Konstantinos Anagnostakos, Jens Kelm, Sandra Grün, Eduard Schmitt, Wolfgang Jung, Stefanie Swoboda
Journal of Biomedical Materials Research. Part B, Applied Biomaterials 2008, 87 (1): 173-8
Bacterial adhesion to and -persistence on antibiotic-loaded bone cement is an increasing problem. New antibiotics with good antimicrobial and pharmacokinetic properties (e.g. linezolid) may be the solution to this problem; however, few data concerning linezolid-loaded acrylic cement are currently available.
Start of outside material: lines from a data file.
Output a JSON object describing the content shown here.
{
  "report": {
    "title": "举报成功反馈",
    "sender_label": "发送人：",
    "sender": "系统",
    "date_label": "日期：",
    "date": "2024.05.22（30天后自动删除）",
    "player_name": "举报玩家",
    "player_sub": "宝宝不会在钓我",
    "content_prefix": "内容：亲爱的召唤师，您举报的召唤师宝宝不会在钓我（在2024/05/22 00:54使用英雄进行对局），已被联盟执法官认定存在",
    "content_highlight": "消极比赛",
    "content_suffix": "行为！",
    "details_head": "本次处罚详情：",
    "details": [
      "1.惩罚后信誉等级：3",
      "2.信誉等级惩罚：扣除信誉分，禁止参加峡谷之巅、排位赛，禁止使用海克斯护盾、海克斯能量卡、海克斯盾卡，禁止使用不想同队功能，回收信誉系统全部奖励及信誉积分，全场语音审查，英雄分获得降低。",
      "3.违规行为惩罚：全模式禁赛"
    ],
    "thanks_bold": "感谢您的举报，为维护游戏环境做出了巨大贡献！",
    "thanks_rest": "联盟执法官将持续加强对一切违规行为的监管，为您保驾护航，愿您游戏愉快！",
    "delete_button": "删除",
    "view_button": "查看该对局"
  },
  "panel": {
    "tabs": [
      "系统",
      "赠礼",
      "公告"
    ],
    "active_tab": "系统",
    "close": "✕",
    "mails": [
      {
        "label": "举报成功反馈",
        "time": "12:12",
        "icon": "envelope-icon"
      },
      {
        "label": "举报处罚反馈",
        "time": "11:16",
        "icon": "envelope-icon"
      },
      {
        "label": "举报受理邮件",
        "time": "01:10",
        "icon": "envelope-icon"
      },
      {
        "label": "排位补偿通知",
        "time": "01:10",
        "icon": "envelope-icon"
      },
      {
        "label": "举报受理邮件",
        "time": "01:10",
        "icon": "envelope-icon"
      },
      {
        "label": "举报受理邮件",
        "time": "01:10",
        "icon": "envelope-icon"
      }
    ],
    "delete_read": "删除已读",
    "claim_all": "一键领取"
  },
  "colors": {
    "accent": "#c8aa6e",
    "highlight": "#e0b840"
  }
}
Ten gentamicin-linezolid-loaded hip spacers (1 g gentamicin/2.4 g linezolid/80 g PMMA; five spacers including a metallic endoskeleton, five with no metallic components) were tested in vitro against a strain of methicillin-resistant Staphylococcus aureus with regard to antibiotic release and bacteria growth inhibition. Daily, the antibiotic elution was determined by high liquid performance chromatography (linezolid) and fluorescence polarization immunoassay (gentamicin), the bacteria growth inhibition photometrically at 546 nm. All spacers demonstrated growth inhibition for 8 days. Peak average concentrations were reached for both agents on day 1 (gentamicin-35.10 mug/mL [24.10-52.52], linezolid-36.28 mug/mL [22.87-71.76]). After 8 days, 0.97% [0.93-1.05%] of the initial amount of linezolid and 3.13% [2.85-3.31%] of gentamicin were meanly released from spacers containing a metallic endoskeleton. In those containing of simple cement these values were 1.22% [0.91-1.59%] and 2.67% [2.12-2.73%], respectively. Linezolid demonstrated acceptable elution kinetics from bone cement; however, further experimental research and animal studies should clarify any possible side effect of linezolid-loaded cement media before definitive use in the clinical practice.